Fix: return an error.

func ParseAge(s string) (int, error) {
    n, err := strconv.Atoi(s)
    if err != nil {
        return 0, fmt.Errorf("parse age: %w", err)
    }
    return n, nil
}


Bug 13 — Comparing errors by message

if err.Error() == "file not found" {
    // ...
}

Bug: Brittle — depends on exact string. Breaks on locale, version changes, or wrapping.

Fix: use errors.Is with a sentinel:

if errors.Is(err, fs.ErrNotExist) { /* ... */ }


Bug 14 — Goroutine error lost

go func() {
    if err := work(); err != nil {
        // BUG: where does this go?
    }
}()

Bug: The goroutine cannot return an error to the caller. Without a channel, errgroup, or shared state, the error is silently lost.

Fix:

errCh := make(chan error, 1)
go func() {
    errCh <- work()
}()
// later
if err := <-errCh; err != nil { /* handle */ }

Or use errgroup.


Bug 15 — Naked return shadowing err

func Load(path string) (cfg *Config, err error) {
    data, err := os.ReadFile(path)
    if err != nil {
        return
    }
    if err := json.Unmarshal(data, &cfg); err != nil {  // BUG: shadowing
        return
    }
    return
}

Bug: The inner err shadows the named return err. The outer err is never set; the function returns cfg=nil, err=nil even on Unmarshal failure.

Fix: use =, not :=:

if err = json.Unmarshal(data, &cfg); err != nil {
    return
}

Or even better, name your inner check distinctly:

if jerr := json.Unmarshal(data, &cfg); jerr != nil {
    return nil, fmt.Errorf("parse: %w", jerr)
}


Bug 16 — Returning a generic error

func openOrConnect(path string) error {
    if _, err := os.Stat(path); err == nil {
        return openLocal(path)
    }
    return errors.New("error")  // BUG: useless
}

Bug: The error message says nothing. The caller cannot understand what failed.
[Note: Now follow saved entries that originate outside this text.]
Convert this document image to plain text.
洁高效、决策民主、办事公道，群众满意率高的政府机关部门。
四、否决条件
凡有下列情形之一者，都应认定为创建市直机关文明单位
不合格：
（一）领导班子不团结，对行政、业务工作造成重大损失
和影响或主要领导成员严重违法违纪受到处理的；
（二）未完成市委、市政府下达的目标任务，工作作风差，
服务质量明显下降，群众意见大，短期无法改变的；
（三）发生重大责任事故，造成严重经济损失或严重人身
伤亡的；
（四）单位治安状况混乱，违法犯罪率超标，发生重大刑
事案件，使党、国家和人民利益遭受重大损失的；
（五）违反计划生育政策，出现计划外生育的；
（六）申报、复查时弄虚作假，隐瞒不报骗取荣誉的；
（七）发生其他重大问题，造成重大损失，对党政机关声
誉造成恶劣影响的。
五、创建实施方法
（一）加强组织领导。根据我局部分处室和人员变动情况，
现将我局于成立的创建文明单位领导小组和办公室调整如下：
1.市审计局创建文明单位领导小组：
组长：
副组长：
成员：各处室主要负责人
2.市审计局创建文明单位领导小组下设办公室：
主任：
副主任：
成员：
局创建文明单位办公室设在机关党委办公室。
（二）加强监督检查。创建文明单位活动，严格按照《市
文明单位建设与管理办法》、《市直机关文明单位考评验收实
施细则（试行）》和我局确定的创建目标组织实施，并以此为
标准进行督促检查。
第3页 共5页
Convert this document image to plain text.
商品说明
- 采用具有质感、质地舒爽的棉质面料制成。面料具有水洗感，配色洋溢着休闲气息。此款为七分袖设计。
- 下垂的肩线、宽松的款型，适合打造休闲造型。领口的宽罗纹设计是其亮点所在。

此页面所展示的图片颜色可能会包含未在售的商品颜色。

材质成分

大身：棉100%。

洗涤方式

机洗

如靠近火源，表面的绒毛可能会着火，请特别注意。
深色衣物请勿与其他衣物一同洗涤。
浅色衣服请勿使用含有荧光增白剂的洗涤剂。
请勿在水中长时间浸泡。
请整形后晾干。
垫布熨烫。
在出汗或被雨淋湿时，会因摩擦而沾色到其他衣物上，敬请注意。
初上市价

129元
Fix: include context, and prefer wrapping any underlying cause:

return fmt.Errorf("open %q: file does not exist", path)


Bug 17 — Releasing the wrong resource

mu.Lock()
defer mu.Unlock()
data, err := fetch()
if err != nil {
    mu.Unlock()  // BUG: double-unlock at return
    return err
}
return process(data)

Bug: defer mu.Unlock() already handles all paths. Manual Unlock plus the deferred one means a double unlock — usually a panic.

Fix: remove the manual call.


Bug 18 — Multi-return ignored partially

io.WriteString(os.Stdout, "hello\n")

Bug: Both returns ignored, including the error. If stdout is closed/redirected to a broken pipe, this silently fails. Linters like errcheck will warn.

Fix: _, _ = io.WriteString(os.Stdout, "hello\n") to mark the choice as deliberate, or check the error if it matters.